Former detective bids to become police commissioner

🕔31.Jul 2012

A second Independent has entered the race to become the first West Midlands Police and Crime Commissioner.

Cath Hannon, a former Detective Superintendent with the force, says she has a unique set of skills and abilities that are not available to any other candidate for the £100,000-a-year job.

On a website launched this week, Ms Hannon says she will not be “restricted by political boundaries and alliances” and will use her 30 years of experience as a police officer to keep the people of the West Midlands safe.

Birmingham-born Ms Hannon retired from the police force in 2010.

Her manifesto states: “I tackled a wide range of criminality including burglary, anti-social behaviour, terrorism, domestic extremism, organised crime and gang violence, through the development of innovative initiatives to protect the residents of the West Midlands.

“I’ve also led multi-agency teams to improve police investigations and support for victims of sexual assault, domestic violence, forced marriage, honour- based violence as well as safeguarding children and vulnerable adults.

“With my teams I also built strategic police partnerships across national and international boundaries to increase community safety through the active policing and supervision of violent and sexual offenders.

“Since 2010 I’ve worked for the General Social Care Council and become a trustee for the Rape and Sexual Violence Project (RSVP) which provides support and counselling for men and women in the Birmingham and Solihull areas.”
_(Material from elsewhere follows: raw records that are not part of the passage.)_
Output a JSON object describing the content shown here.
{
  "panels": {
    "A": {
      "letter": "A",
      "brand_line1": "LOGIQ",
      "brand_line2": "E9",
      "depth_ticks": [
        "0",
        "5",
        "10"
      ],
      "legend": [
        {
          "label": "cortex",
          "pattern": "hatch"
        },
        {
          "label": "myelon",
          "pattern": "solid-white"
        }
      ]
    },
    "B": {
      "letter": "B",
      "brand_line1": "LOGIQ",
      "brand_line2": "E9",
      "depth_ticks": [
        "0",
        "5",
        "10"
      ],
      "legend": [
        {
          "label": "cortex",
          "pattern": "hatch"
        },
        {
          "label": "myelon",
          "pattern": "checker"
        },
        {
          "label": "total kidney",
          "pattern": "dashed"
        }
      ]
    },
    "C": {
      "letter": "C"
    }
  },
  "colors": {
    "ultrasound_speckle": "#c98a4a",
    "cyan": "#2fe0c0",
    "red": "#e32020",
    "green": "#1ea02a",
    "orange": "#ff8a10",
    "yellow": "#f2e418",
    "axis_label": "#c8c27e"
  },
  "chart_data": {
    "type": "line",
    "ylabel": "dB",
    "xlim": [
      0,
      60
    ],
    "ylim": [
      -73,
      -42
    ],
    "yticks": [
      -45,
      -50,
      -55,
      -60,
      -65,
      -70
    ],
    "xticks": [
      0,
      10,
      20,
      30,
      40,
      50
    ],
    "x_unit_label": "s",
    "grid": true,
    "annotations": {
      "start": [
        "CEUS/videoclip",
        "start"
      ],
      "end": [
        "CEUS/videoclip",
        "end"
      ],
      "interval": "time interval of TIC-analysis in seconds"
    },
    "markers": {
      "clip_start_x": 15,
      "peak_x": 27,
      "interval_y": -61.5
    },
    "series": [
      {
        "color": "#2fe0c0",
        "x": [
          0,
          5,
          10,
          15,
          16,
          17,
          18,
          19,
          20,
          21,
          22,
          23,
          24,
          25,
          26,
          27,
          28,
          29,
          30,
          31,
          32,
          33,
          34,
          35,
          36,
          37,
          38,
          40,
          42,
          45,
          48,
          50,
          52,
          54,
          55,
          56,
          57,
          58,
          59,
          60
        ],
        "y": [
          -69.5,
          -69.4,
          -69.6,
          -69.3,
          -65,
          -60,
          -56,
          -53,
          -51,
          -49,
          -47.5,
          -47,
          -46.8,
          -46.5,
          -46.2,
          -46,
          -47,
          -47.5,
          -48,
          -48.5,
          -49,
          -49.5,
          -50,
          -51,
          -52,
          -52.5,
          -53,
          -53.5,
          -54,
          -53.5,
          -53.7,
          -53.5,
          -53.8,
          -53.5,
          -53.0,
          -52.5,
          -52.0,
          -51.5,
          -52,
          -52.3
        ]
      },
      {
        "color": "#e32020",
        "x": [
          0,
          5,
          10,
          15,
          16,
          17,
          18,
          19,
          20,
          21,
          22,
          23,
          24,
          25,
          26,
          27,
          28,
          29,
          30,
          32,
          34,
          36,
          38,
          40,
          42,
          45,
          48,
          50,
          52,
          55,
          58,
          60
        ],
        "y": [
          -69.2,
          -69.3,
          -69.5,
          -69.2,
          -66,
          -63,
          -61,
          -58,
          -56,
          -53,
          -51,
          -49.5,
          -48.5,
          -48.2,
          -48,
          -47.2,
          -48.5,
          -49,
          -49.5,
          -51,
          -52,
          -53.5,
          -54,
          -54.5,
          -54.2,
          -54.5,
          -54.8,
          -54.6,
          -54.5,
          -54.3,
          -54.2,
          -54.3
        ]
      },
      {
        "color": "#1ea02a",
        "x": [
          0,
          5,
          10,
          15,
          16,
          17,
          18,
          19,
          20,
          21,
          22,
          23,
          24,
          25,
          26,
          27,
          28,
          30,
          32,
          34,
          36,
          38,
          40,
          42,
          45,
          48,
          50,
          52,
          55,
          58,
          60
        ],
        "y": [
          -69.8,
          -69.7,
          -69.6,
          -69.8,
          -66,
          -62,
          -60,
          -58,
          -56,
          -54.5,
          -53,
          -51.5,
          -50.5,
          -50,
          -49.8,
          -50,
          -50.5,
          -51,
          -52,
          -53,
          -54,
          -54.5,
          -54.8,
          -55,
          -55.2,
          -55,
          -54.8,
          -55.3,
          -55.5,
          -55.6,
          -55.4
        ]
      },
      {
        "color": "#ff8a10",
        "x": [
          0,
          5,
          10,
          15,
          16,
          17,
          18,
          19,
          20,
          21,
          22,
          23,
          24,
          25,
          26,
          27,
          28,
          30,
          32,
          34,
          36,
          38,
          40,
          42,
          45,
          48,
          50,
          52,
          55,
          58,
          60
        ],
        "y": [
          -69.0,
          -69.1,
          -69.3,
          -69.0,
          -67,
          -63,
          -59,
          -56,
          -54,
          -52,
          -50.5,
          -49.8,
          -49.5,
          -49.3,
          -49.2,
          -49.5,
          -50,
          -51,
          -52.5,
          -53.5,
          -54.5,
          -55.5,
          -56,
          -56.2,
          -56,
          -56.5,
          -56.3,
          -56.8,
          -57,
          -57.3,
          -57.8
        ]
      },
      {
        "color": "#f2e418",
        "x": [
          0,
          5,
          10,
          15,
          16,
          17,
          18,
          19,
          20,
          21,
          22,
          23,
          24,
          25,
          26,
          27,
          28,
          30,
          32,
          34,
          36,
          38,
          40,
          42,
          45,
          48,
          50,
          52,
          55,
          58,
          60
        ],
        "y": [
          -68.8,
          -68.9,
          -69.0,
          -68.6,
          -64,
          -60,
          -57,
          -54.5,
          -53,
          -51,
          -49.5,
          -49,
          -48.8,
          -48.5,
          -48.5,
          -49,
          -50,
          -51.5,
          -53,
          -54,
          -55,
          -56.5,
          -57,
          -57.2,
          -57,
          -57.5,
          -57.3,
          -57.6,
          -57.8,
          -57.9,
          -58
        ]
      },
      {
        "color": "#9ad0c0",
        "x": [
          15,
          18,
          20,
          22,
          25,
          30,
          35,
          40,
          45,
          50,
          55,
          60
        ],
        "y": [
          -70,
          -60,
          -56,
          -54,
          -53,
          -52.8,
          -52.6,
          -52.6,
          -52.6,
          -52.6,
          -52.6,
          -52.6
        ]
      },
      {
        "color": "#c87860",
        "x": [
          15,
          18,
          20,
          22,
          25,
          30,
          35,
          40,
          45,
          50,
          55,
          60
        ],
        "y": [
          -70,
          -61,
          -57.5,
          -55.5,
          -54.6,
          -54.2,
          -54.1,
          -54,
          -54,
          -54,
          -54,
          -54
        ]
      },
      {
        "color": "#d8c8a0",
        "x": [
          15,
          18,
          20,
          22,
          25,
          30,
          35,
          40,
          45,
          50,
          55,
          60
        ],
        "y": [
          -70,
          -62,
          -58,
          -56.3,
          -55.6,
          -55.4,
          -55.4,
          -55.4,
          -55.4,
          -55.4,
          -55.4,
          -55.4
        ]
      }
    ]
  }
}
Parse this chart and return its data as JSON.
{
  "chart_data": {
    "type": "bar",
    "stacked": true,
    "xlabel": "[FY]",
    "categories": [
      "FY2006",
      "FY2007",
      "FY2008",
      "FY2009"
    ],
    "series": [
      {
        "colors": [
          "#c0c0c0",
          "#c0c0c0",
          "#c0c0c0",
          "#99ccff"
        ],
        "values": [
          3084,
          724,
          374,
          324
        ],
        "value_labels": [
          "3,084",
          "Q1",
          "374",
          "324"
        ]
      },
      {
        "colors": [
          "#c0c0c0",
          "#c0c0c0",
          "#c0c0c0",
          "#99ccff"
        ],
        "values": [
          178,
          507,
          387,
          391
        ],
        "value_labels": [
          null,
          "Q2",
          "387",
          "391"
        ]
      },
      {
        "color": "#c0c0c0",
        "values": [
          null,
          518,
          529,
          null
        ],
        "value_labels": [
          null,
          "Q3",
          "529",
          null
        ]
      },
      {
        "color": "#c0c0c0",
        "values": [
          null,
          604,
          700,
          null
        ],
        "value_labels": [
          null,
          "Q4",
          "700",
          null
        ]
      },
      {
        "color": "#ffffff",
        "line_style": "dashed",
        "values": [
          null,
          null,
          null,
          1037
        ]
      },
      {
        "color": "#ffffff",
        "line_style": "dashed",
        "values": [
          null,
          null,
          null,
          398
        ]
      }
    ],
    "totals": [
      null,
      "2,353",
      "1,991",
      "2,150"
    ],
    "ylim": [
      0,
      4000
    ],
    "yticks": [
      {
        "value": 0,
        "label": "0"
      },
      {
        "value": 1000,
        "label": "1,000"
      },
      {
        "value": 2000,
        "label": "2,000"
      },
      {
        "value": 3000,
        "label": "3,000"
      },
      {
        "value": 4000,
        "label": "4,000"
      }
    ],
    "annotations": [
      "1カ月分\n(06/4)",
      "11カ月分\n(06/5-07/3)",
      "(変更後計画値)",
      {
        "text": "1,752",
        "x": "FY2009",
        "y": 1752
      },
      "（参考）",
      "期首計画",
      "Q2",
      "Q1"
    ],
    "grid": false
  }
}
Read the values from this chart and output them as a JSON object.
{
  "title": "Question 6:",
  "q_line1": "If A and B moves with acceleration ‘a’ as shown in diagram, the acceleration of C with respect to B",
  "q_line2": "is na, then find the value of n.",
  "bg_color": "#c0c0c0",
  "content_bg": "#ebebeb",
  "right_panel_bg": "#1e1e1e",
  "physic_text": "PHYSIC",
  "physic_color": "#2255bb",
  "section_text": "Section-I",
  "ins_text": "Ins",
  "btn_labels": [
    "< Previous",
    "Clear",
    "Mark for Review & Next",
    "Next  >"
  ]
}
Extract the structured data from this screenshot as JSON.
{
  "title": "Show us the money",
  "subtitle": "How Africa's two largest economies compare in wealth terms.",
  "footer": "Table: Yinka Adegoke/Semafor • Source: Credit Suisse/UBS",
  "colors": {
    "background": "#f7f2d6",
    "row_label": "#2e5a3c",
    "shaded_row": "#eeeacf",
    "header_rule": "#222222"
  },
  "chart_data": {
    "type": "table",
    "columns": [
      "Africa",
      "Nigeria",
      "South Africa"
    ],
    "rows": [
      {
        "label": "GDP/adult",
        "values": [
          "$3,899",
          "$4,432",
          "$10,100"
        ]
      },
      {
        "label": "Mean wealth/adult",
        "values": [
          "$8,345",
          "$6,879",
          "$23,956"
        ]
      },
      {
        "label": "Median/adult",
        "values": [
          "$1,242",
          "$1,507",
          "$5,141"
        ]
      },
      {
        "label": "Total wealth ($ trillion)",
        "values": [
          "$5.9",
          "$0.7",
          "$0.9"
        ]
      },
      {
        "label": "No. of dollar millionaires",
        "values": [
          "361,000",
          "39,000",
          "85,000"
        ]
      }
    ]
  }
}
If elected Police and Crime Commissioner, Ms Hannon promises to:

  • Ensure that views are heard and acted upon through on-going communication and implement a new and active partnership between the public and the police;
  • Cut crime that concerns people most by consulting communities and businesses to ensure we deliver the right resources, in the right places, at the right time;
  • Review the criminal justice system to ensure that victims and witnesses are at the heart of the process, every time;
  • Tackle violent crime, abuse and hate crimes head on, to help make communities safer.

Ms Hannon is the second former police officer to contest the PCC position.

Retired detective Mike Rumble has also announced his intention to stand as an Independent.

Mr Rumble says he wants to make sure that party politics plays no part in running the police service.

On his website, he lists priorities for the PCC:

· Consult openly and regularly with the residents of the West Midlands.
· Work with the Chief Constable to address your concerns.
· Draw an immediate halt to any further redundancies and reductions of police officers and support staff.

Ms Hannon and Mr Rumble will face Labour candidate Bob Jones and Conservative Matt Bennett at the elections on November 15.

In common with all candidates, the pair will each have to pay a £5,000 deposit which will be lost if either fails to gain more than five per cent of votes cast.